A version of CMon for static circuits was completed and demonstrated at the GN3plus Symposium in October 2013 in Vienna, Austria. The CMon HQ was located at LRZ, Germany, and 3 agent deployments were made at DANTE (for GÉANT), NORDUnet, and DFN purely for demonstration purposes. Monitoring details of static circuits were displayed on GUI and monitoring data was collected via XML files. The other version of CMon for dynamic circuits is underway in cooperation with the AutoBAHN development team

and some NRENs for the pilot. In order to make CMon sensitive to interface failures, SNMP traps are used to quickly respond to any change on the interface status. For less time-critical data, such as traffic volume and bandwidth utilization, SNMP polling is used. Apart from the static circuits, a definite use case for CMon is AutoBAHN, which is the tool used to provide BoD (Bandwidth on Demand) service in GÉANT. This tool has a wide usage for a number of projects, such as Exemplar, the Irish next generation network. Apart from this, it is also used by a number of NRENs providing services of this nature to end-users who use such dynamically created circuits for research purposes and data exchanging. It is highly important that such links are monitored, in order to provide the highest possible service to the participating NRENs and users both. CMon aims to support this important service by providing a reliable monitoring service.

5. Conclusion Multi-domain network monitoring is essential in order to facilitate research and collaboration.
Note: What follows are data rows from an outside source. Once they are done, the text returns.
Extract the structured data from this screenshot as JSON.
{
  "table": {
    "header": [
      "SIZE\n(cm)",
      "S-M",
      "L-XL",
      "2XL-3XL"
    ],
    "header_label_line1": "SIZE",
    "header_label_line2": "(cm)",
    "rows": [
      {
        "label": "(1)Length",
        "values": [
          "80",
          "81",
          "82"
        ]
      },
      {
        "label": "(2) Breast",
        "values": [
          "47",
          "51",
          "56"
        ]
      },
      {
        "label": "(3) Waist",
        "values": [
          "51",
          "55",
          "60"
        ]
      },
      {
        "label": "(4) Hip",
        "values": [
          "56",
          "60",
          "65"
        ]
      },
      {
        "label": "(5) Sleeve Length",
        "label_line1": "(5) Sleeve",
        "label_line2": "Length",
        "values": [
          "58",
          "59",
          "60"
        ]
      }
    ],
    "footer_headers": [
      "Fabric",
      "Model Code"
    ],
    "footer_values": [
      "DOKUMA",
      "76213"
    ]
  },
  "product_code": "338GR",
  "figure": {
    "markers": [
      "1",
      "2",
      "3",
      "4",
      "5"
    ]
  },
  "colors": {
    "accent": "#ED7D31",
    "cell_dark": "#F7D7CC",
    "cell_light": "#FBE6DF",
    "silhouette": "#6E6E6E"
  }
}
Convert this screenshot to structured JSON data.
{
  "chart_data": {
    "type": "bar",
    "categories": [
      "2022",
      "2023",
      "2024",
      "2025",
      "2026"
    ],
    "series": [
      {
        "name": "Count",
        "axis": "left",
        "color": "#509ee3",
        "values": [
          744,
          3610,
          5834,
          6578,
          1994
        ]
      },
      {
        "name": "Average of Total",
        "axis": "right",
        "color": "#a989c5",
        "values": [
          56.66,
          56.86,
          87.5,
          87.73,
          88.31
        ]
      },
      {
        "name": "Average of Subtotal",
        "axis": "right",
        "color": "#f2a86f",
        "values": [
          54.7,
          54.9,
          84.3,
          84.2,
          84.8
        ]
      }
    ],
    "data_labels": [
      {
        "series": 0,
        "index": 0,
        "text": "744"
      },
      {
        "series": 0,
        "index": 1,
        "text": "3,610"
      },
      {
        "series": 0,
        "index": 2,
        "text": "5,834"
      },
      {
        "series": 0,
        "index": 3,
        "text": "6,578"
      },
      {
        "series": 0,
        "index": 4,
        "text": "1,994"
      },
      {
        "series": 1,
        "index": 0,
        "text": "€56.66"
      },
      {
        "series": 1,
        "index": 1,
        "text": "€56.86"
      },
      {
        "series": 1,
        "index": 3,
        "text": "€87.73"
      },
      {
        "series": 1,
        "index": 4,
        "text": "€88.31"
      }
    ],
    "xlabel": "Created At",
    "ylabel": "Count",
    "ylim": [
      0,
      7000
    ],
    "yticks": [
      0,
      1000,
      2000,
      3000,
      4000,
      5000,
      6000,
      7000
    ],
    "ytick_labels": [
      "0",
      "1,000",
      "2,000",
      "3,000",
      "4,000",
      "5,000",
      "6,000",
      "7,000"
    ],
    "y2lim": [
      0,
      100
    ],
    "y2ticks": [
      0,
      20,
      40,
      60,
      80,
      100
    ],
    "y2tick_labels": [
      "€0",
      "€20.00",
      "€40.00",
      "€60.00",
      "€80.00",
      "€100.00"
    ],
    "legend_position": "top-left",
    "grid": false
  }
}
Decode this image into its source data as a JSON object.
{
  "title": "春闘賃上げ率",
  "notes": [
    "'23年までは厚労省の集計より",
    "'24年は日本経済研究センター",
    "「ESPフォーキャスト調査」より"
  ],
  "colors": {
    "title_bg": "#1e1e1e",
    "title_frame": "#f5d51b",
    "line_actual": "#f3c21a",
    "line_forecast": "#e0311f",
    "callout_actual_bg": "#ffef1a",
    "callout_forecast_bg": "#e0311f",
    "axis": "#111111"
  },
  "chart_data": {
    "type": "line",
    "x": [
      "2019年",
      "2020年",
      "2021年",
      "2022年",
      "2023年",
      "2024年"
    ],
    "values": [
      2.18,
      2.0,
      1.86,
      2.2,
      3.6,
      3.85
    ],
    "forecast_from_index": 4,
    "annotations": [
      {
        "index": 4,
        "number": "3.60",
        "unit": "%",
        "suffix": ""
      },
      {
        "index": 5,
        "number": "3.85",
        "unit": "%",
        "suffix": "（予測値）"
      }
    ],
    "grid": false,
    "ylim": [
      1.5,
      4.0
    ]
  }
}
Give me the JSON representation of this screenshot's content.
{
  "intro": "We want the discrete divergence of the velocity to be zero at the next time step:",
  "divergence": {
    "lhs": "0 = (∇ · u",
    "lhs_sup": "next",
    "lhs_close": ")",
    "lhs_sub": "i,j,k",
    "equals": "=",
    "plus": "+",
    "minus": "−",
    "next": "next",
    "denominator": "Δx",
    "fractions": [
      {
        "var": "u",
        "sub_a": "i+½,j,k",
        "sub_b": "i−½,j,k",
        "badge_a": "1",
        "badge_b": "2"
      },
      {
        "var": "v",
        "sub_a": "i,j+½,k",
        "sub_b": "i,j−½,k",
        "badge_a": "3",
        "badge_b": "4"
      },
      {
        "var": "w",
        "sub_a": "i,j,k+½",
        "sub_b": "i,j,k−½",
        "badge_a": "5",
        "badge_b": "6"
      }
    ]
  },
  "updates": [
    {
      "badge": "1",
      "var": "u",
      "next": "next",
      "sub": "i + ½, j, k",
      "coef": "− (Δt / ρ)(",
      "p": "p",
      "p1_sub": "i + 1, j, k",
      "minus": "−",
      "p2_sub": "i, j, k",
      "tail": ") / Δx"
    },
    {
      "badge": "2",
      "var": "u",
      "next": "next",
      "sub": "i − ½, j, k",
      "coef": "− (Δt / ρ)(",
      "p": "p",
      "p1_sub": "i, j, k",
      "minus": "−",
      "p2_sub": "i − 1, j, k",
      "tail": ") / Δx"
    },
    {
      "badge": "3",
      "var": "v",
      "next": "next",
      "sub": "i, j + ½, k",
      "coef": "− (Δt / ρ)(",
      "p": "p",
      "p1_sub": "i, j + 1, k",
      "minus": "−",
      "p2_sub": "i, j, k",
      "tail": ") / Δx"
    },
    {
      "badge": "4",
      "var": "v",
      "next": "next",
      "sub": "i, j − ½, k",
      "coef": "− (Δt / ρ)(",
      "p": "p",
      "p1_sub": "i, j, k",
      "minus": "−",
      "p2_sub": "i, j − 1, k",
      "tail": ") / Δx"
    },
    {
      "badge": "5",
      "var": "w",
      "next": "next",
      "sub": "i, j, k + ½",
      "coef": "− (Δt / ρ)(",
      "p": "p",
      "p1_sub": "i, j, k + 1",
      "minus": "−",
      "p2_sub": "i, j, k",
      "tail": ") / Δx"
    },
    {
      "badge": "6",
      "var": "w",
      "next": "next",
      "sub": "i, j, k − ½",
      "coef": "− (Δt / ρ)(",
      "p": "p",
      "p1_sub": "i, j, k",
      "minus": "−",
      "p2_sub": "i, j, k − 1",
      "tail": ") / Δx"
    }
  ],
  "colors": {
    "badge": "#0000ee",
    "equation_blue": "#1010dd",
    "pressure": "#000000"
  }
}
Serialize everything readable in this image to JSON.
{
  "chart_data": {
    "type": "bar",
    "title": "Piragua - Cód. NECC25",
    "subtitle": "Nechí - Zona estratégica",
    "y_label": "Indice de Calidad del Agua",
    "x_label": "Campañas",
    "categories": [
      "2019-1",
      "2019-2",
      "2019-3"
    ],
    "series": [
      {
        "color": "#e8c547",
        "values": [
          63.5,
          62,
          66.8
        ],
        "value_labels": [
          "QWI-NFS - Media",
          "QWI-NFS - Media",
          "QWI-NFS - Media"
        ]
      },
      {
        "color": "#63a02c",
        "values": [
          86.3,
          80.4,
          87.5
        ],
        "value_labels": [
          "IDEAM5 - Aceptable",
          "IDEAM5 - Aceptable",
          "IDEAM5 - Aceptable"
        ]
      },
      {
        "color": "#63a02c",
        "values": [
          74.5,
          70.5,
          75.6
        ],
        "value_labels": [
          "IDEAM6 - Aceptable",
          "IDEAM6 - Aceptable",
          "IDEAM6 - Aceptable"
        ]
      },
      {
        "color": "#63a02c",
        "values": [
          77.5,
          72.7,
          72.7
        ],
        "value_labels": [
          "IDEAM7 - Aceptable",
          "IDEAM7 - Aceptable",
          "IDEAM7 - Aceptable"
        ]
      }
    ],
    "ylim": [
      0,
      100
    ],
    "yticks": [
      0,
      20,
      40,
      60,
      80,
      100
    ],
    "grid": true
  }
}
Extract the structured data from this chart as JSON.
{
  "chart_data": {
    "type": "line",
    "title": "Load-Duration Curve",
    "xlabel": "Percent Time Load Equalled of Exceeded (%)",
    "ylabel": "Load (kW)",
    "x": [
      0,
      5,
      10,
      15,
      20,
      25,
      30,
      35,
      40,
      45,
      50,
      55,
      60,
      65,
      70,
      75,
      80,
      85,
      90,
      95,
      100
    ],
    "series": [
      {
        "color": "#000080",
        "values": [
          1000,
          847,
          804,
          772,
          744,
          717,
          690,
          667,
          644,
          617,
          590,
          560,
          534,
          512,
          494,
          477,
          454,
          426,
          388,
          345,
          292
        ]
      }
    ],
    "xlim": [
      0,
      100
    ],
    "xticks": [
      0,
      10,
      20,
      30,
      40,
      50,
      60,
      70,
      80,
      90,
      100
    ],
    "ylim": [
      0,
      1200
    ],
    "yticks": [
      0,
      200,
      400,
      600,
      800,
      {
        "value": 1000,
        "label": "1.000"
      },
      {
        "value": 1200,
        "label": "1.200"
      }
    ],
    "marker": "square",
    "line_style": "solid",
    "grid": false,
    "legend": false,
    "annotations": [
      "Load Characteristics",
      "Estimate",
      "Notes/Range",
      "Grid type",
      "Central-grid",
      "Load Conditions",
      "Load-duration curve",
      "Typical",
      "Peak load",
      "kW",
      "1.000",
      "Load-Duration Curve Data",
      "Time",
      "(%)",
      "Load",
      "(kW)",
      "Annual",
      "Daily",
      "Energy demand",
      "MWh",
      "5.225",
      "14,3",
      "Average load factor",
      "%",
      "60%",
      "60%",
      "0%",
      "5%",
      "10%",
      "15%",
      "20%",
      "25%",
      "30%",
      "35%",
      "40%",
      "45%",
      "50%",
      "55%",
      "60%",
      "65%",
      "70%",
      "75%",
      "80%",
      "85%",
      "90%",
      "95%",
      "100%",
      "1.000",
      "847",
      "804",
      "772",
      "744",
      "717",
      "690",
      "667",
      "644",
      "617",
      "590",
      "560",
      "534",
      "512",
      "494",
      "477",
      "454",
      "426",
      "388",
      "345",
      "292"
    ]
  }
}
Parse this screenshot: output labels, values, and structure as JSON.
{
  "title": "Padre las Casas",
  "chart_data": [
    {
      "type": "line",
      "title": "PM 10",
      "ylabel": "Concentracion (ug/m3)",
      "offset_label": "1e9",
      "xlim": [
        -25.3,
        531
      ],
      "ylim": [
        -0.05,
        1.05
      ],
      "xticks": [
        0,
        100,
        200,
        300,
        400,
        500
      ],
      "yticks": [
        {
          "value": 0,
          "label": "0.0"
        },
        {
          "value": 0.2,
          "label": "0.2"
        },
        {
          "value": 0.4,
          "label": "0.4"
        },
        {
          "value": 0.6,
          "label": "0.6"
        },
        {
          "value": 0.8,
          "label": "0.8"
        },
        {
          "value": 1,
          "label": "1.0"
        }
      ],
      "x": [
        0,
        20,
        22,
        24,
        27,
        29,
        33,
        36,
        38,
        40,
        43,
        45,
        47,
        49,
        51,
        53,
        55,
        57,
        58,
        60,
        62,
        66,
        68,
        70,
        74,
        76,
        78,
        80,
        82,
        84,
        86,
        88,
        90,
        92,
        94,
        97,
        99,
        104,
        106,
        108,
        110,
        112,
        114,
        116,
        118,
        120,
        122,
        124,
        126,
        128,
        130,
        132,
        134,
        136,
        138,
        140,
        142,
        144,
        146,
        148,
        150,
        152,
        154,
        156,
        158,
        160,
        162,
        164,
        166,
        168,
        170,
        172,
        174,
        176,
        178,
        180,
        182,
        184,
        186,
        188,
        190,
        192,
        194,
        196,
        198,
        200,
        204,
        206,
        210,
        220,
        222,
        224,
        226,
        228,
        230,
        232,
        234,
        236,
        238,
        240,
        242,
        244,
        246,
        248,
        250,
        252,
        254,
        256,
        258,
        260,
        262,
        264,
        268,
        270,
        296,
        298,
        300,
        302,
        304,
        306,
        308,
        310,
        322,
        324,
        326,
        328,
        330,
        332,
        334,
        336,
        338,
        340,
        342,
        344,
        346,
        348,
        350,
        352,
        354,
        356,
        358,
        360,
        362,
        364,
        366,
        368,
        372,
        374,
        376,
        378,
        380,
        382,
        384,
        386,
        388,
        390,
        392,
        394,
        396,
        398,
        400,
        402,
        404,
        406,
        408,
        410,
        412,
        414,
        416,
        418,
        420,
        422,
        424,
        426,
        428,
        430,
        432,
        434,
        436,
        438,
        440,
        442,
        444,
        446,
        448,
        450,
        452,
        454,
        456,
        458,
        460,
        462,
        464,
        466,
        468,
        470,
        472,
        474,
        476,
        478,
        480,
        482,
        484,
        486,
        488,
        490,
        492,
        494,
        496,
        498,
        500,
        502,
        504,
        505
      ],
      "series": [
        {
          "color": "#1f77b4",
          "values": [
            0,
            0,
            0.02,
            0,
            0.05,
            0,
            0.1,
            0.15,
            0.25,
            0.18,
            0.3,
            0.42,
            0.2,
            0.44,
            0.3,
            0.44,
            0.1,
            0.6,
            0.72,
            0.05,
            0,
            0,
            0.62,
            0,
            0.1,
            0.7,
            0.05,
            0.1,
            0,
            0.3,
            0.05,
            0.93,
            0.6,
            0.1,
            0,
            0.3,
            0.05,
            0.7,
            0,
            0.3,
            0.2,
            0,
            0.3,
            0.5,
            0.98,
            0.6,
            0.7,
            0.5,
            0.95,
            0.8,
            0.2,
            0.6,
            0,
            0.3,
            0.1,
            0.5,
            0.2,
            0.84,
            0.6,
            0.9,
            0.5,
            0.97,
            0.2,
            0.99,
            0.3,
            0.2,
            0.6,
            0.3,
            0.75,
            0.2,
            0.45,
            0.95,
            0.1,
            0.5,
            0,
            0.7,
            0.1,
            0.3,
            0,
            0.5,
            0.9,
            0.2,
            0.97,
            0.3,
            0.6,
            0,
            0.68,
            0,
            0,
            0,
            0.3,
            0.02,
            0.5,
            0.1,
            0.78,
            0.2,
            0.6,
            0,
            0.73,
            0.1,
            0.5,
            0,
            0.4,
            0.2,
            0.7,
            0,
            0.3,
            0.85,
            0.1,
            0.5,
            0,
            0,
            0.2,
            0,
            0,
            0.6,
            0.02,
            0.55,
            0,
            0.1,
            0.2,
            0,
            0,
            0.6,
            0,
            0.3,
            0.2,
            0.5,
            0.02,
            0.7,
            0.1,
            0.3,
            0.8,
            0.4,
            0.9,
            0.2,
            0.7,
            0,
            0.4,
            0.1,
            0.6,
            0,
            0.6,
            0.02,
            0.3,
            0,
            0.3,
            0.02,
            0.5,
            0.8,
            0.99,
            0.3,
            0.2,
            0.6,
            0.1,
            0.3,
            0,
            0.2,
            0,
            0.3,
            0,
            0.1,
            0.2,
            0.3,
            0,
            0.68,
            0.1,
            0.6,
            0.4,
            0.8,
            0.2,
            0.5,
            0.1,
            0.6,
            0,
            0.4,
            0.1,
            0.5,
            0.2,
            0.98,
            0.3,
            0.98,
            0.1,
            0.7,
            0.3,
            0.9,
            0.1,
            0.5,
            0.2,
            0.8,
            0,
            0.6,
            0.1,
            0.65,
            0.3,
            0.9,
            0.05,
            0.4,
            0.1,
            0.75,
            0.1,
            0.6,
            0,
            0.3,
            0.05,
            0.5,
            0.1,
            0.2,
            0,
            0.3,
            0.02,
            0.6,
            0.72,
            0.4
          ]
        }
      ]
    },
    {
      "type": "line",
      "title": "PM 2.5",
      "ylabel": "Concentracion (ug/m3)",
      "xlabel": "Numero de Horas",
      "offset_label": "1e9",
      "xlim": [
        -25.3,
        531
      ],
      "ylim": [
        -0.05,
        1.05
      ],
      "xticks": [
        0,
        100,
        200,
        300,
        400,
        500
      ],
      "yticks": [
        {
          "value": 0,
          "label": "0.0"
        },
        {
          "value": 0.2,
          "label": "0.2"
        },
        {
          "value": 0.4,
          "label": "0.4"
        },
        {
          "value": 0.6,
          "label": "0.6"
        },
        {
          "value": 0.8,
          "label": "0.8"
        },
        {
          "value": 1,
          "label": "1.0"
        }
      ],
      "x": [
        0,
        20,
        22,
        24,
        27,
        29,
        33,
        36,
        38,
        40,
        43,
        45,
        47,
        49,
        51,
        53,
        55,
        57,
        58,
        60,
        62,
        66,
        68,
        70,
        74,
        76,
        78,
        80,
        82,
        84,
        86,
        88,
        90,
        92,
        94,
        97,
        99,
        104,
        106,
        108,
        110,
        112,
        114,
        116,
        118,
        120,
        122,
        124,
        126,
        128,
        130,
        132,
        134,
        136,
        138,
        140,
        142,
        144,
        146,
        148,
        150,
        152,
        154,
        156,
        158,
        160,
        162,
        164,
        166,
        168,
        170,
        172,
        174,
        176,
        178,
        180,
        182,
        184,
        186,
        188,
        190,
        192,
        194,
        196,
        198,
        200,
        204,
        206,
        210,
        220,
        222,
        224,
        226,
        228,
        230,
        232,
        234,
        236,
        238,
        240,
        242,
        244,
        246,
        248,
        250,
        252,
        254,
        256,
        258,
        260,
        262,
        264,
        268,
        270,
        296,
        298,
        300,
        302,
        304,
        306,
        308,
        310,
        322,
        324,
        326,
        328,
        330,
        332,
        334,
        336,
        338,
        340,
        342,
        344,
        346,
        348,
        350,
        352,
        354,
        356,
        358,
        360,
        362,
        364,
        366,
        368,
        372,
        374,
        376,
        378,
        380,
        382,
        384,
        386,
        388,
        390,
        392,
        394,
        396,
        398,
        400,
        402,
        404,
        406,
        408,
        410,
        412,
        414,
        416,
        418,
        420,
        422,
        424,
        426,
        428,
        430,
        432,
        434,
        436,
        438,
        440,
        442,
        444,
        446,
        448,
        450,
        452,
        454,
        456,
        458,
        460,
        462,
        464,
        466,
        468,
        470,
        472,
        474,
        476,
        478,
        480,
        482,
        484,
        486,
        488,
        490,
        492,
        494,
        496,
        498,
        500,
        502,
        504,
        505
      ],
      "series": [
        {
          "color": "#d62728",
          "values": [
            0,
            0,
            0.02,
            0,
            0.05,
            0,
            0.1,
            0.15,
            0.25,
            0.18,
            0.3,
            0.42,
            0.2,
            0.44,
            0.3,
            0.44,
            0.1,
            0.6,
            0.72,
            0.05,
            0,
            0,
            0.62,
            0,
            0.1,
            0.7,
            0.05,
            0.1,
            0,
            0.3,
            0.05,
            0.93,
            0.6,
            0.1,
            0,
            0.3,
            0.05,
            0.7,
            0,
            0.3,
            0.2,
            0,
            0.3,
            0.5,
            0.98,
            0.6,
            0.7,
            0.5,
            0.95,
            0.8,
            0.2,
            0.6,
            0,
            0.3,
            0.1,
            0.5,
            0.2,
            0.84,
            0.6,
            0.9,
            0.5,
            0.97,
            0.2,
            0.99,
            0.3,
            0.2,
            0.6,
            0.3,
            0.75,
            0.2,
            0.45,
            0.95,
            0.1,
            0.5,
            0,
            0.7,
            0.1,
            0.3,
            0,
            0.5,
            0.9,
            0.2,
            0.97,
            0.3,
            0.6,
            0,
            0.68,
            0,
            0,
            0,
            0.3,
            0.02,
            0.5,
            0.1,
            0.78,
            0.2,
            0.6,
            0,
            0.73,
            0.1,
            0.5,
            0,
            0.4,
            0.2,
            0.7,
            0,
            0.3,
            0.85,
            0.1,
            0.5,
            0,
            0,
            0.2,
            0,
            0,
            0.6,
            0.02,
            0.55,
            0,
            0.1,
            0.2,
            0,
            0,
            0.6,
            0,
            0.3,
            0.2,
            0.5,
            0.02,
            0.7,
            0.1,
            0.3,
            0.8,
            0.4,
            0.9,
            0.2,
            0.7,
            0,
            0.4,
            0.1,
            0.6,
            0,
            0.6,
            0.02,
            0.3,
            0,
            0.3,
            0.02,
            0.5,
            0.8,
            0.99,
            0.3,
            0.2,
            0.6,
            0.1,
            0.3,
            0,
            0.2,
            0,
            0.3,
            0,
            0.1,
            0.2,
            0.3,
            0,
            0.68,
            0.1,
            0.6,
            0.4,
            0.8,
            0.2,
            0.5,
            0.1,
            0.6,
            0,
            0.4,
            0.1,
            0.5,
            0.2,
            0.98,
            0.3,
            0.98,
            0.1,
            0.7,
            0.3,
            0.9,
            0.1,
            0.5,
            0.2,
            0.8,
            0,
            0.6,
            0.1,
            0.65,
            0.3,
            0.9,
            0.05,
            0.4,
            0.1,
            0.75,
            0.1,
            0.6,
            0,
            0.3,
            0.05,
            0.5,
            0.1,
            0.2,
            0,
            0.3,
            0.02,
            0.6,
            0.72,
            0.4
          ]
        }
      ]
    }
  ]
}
CMon, using services of GÉANT perfSONAR MDM provides greatest flexibility and extensibility to adapt to either further changes in the CPSs or the expansion of the NREN community. By using federated measurement services already in place, circuit monitoring in a multi-domain environment thus becomes realistic and beneficial to its users. Commercial COTs products certainly do not cater to this field, and no doubt there may be research and development in the worldwide community regarding end to end monitoring, but CMon is being developed as a unique solution in its usage of federated measurement services for the purpose. It is also being developed to be equipped with other methods such as SNMP, OAM and API to a domain’s own NMS (Network Monitoring System), this in effect making the solution flexible and agnostic at the same time to be able to be deployed in any network. The architecture too has been designed keeping in mind future possible ways of collecting monitoring information. The future research and development plan will focus on areas such as intuitive user interface, data verification & access control, and scalability.

Acknowledgements The research leading to these results has received funding from the European Community’s Seventh Framework Program (FP7 2007–2013) under Grant Agreement No. 238875 (GÉANT).

References Lukasik, J., 2011, Autobahn overview. Available: http://geant3.archive.geant.net/service/autobahn/Resources/Pages/ Resources.aspx Zurawski, J. and Brown, A., 2011 perfSONAR Introduction. Available: http://www.internet2.edu/workshops/npw/materials/WJT2011/20110202-NPW-pS-Introduction.pdf Yampolsky, M. and Hamm, M. K., 2007, Management of multidomain end-to-end links-a federated approach for the pan-european research network geant 2. IM’07. 10th IFIP/IEEE International Symposium on Integrated Network Management, IEEE, 2007, pp. 189–198. Guok, C., Robertson, D., Thompson, M., Lee, J., Tierney, B., and Johnston, W., 2006. Intra and interdomain circuit provisioning using the oscars reservation system. Broadband Communications, Networks and Systems.

Biographies Hao Yu joined DTU (Denmark) as a Postdoc researcher in April 2011. His research interests include network architecture for Future Internet, network management, software-defined networking, etc. Hao has a PhD in Telecommunications.

Trupti Kulkarni joined DANTE in April 2009. She is a Senior Software Engineer and is responsible for design, development and maintenance of various applications used for inventory management and monitoring of the GÉANT network. Trupti has a Bachelors degree in Computer Science and Engineering. Feng Liu joined LRZ (Germany) as Research Scientist in August 2011. His research fields include Future Internet, Software defined Networks and self-managing /autonomic capabilities of communication networks. Feng has a PhD in Computer Science from Ludwig-Maximilians Universität München, Germany.